BRITAIN: Lynne O'Donnell joined the crowds in London watching David Blaine
David Blaine has become a lightning rod for British behaviour. Encased for the past fortnight in a perspex box suspended above dusty, sun-scorched parkland in the lee of London's Tower Bridge, he is attempting to notch up 44 days in deprived isolation.
Yesterday, Blaine (30), a magician, began to display the first signs of depression since his public exercise in endurance and self-promotion began on September 5th.
Having gone without food and with only water to drink, Mr Blaine can soon be expected to start hallucinating as he continues to lose body mass and his internal organs react to the extended lack of nutrition.
"It is the interaction between the physiological and the psychological that is causing mood swings and depression," said Dr John Potter, of the centre for leadership at the University of Exeter.
"That will be compensated with extreme highs, he will swing up and down. And then hallucinations will begin at the 21-day mark, or maybe even before."
An expert on the psychology of hostages, Dr Potter said that Mr Blaine's depression had set in later than expected, probably due to the attention he was drawing from the crowds that have gathered beneath his box around the clock since his performance began.
Indeed, Mr Blaine has created a sensation in London, attracting people from across Britain and adding an attraction for tourists who have been enjoying unseasonably glorious weather.
Traffic begins to build on Tower Bridge and its approaches around midday, and crowds swell towards evening as people gather on the southern bank of the Thames to look at Mr Blaine.
Yesterday, the former Beatle, Sir Paul McCartney, joined the thinner morning pack, only to create a fracas of his own when he objected to having his photograph taken.
It all adds to an atmosphere charged as much with confusion as curiosity.
Few people seem to know exactly why Mr Blaine has chosen to live in a plastic see-through box in their midst for so long. Some mistakenly think he is raising money for charity. Some suspect that, because he calls himself an illusionist, that there is some trick involved. "Perhaps it's not him, he's not even there," said Mary from Putney.
While there is little to see and even less to watch, Mr Blaine does make compelling viewing. He passes his time watching the crowd and occasionally waving to well-wishers holding up banners of support. He writes in a diary, drinks water from a large plastic bottle, performs his bodily functions as discreetly as possible beneath a blanket, and sleeps. Upon waking, he is often greeted with a roar of approval from the crowd.
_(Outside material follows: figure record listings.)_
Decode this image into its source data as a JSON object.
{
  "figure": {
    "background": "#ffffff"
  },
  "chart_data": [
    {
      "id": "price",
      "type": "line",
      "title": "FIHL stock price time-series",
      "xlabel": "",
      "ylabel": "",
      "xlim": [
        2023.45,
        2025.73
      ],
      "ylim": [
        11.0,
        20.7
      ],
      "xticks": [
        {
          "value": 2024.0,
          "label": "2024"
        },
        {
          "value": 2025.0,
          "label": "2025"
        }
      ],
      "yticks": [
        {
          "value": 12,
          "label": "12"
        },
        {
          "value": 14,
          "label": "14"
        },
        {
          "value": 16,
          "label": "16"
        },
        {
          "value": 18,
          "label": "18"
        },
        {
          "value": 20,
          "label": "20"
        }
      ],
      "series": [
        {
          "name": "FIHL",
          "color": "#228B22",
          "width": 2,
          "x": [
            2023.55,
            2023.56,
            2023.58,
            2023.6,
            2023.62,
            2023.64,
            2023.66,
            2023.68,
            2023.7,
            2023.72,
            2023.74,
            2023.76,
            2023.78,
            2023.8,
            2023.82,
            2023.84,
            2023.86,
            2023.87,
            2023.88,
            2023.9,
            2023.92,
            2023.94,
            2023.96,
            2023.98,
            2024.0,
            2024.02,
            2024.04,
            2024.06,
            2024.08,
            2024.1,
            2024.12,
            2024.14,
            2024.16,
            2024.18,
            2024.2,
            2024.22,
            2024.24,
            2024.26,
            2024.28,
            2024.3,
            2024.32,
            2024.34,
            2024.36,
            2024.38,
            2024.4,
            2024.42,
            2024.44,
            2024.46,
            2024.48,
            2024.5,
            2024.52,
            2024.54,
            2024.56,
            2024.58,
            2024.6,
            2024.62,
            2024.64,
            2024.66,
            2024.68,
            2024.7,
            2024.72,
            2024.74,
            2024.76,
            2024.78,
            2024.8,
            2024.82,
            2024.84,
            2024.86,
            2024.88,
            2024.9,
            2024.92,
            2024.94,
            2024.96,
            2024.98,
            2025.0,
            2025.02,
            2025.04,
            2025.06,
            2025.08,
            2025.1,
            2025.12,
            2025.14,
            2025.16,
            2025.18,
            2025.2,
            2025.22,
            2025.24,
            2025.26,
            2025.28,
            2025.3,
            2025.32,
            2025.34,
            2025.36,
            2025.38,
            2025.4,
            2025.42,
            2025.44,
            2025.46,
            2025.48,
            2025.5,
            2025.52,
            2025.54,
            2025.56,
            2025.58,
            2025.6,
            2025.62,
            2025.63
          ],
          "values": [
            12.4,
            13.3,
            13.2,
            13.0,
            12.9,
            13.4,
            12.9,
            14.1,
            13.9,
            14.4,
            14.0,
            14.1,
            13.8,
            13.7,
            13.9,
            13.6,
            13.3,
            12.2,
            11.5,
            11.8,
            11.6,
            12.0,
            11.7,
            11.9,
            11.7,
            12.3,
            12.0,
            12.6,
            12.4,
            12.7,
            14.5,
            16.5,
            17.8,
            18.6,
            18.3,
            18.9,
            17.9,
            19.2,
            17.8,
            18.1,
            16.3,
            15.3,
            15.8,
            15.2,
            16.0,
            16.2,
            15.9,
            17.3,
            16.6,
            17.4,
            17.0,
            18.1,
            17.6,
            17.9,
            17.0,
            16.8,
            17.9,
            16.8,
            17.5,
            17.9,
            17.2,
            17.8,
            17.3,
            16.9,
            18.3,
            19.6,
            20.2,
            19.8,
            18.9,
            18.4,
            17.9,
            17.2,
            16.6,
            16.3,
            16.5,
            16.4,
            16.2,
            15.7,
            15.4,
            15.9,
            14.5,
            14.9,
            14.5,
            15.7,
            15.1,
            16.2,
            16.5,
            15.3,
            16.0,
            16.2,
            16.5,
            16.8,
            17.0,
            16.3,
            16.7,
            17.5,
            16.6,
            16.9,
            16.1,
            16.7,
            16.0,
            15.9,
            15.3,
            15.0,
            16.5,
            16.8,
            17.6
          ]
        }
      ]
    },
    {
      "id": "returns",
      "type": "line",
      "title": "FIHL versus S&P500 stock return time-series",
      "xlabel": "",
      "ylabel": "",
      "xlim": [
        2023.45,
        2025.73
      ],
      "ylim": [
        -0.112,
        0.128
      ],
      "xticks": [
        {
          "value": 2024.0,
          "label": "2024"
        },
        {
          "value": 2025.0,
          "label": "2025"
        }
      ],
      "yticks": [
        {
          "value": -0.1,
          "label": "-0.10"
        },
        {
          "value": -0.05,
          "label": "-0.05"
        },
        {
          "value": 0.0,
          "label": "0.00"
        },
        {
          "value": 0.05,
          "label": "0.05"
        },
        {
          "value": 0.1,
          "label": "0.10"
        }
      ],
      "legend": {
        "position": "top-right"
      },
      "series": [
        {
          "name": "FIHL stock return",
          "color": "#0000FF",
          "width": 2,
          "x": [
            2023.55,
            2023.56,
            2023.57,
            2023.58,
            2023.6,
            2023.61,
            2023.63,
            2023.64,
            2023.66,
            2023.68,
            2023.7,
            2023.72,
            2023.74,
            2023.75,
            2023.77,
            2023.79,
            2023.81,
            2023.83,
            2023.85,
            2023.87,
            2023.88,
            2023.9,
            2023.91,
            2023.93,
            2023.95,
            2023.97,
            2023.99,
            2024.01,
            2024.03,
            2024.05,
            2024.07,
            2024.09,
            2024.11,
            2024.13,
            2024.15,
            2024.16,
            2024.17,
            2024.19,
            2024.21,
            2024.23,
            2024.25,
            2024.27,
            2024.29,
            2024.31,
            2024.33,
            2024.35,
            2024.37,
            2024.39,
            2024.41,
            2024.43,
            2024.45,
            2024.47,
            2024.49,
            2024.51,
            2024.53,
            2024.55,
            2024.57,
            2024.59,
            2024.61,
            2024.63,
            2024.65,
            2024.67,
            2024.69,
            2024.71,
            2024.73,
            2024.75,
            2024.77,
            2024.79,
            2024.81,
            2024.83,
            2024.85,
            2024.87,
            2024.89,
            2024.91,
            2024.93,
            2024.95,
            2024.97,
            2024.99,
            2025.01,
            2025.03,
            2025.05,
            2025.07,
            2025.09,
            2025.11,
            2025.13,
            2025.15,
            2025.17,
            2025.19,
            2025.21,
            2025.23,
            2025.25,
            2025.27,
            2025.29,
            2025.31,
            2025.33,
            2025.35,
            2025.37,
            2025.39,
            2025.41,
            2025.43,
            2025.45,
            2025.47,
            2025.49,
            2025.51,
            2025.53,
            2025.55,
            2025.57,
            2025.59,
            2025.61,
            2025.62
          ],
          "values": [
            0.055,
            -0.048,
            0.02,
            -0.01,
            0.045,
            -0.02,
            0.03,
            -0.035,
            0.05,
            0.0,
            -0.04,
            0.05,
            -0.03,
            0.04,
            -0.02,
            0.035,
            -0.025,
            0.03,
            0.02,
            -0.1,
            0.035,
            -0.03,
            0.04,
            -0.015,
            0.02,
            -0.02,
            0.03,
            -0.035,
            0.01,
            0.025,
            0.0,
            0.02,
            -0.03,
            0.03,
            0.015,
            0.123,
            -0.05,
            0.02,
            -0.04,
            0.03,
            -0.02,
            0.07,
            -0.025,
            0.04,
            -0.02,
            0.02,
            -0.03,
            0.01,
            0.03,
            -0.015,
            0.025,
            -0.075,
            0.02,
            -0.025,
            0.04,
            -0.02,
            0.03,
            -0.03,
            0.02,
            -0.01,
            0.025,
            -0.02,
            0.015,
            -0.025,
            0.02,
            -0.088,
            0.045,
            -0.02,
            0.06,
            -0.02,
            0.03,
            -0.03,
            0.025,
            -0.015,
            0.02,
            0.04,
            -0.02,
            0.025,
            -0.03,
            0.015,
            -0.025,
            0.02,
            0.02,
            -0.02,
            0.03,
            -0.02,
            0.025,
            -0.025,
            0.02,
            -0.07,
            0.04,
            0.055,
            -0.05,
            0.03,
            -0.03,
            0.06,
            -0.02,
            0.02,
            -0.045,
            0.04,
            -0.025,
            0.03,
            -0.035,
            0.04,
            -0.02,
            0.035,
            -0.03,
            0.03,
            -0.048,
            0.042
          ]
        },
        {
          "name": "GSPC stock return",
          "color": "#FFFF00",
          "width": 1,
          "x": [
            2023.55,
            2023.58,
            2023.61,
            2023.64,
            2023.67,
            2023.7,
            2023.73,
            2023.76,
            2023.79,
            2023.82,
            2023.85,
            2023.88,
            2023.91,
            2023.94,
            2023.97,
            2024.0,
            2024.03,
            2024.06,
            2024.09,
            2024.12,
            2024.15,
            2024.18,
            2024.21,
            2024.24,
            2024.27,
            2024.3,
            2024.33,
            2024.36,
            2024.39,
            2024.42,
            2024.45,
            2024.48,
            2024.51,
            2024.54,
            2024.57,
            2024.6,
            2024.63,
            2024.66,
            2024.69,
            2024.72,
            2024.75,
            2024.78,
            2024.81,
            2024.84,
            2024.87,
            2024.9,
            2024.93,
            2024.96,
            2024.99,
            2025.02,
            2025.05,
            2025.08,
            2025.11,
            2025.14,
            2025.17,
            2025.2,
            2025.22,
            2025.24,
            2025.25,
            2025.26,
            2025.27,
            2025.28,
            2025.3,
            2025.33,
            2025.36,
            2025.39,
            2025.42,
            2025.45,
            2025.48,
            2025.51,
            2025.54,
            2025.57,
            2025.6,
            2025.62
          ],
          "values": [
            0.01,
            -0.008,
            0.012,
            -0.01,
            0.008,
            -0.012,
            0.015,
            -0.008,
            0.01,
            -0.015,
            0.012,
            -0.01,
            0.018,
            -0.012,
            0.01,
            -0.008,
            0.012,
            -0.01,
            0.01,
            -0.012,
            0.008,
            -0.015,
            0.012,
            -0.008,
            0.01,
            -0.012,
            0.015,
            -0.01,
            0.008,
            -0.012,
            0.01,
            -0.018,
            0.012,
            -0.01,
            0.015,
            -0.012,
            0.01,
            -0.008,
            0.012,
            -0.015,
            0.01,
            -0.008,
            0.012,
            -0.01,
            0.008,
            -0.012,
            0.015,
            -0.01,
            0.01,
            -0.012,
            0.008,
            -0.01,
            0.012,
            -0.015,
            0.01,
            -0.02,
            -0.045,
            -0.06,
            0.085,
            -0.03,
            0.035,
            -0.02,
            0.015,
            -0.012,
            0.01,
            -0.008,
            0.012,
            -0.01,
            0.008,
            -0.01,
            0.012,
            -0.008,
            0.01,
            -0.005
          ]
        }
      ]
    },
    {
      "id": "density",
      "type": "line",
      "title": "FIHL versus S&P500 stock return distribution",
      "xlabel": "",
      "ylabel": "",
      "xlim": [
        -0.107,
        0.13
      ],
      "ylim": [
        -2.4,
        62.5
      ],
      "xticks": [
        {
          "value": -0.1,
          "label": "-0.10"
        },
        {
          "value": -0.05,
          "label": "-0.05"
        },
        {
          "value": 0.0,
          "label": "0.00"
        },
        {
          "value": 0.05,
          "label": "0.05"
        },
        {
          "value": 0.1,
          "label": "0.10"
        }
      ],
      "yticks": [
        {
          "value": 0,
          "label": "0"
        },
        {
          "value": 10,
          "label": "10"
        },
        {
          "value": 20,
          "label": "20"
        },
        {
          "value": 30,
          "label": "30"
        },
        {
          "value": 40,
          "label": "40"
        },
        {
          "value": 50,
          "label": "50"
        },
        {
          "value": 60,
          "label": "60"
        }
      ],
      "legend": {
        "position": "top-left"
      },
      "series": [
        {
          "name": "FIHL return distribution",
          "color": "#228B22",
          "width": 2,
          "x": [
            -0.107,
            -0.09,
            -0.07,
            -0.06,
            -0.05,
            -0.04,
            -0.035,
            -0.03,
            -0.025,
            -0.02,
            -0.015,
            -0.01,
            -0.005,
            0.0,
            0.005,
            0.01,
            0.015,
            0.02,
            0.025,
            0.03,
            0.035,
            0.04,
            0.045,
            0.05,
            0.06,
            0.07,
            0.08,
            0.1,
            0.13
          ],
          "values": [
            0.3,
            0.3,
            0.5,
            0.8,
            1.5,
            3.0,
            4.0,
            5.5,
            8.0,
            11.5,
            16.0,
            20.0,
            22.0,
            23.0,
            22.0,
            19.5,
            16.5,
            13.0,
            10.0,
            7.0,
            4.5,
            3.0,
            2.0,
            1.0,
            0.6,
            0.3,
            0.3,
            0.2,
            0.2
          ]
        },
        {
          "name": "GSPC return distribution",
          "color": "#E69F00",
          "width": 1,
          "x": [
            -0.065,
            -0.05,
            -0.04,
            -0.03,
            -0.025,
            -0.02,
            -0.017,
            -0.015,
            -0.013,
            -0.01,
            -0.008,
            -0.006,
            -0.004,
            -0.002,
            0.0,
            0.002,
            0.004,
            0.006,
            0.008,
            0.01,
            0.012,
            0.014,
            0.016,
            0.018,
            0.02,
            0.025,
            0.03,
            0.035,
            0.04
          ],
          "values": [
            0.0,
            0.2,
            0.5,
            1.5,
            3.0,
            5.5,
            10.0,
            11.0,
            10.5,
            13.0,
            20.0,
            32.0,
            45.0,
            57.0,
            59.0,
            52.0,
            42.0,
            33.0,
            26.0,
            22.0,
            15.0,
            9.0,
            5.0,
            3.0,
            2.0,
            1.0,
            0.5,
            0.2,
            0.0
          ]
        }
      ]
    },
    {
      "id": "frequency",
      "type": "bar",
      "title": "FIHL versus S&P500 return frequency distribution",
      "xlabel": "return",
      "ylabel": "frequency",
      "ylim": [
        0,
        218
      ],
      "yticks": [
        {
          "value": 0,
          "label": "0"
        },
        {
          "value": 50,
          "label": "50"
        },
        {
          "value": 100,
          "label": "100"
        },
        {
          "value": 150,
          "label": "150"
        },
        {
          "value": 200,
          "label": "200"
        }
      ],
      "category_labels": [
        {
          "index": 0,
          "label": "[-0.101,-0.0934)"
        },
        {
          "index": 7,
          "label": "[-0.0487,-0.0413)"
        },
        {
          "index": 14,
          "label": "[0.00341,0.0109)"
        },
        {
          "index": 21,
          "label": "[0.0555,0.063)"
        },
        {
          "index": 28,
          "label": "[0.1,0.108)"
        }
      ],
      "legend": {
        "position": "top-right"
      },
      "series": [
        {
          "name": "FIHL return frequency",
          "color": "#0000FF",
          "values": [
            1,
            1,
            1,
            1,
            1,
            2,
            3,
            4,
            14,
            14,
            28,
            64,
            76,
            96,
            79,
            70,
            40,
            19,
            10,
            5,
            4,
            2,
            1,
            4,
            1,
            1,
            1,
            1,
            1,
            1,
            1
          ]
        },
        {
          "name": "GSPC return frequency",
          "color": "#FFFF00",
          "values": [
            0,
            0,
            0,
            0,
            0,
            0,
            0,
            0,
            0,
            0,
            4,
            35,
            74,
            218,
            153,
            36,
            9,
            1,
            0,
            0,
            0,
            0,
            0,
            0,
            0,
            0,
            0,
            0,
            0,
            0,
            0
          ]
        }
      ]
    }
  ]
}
Reactions to Mr Blaine's presence have ranged from the idolatry afforded the modern celebrity, to admiration for his powers of endurance, to hostility that echoes the medieval tomato-throwers who targeted criminals in stocks. Tossing eggs at Mr Blaine's encasement became so popular early in his stunt that one enterprising Londoner set up a stall selling eggs. Mr Blaine has inspired young women to bare their breasts, young men to bare their bottoms, and groups of schoolgirls to chant his name in unison.
One man used a remote-controlled miniature helicopter to drop a cheeseburger on top of the box, and another climbed a supporting scaffold with the intention of cutting the cable that suspends it.
A Sunday newspaper sponsored an open-air barbecue to taunt Mr Blaine with the aroma of frying onions. A barman at a nearby pub said turnover was up £2,000 a week thanks to Mr Blaine.
The Heaths, a retired couple who caught the train from their home in the north of England, were fascinated by the endurance element of the performance, Mr John Heath in particular as he recalled a similar feat in the 1920s by an English illusionist who was so sickened by the ordeal "that all the money he raised from the half-crown people paid to watch him had to be spent on his care in hospital after".
Sitting on a wooden bench a few metres from Mr Blaine's box, Mrs Joan Heath peered through her binoculars and said: "He's quite a good looking fellow. I wish I was young again."
Tony and Lee caught the bus in from Crystal Palace and swapped cynical jibes as they shared a bottle of Scotch.
"We're taking him down the Chinese later," Tony said. "Was at the Indian last night. Six pints of beer, couple of gin-and-tonics. I thought he could drink more than that. That's why he's asleep - he's drunk."
Mr Blaine's previous public feats of endurance have been in New York and include standing on a pedestal for a few days, burying himself in a glass coffin and encasing himself in ice.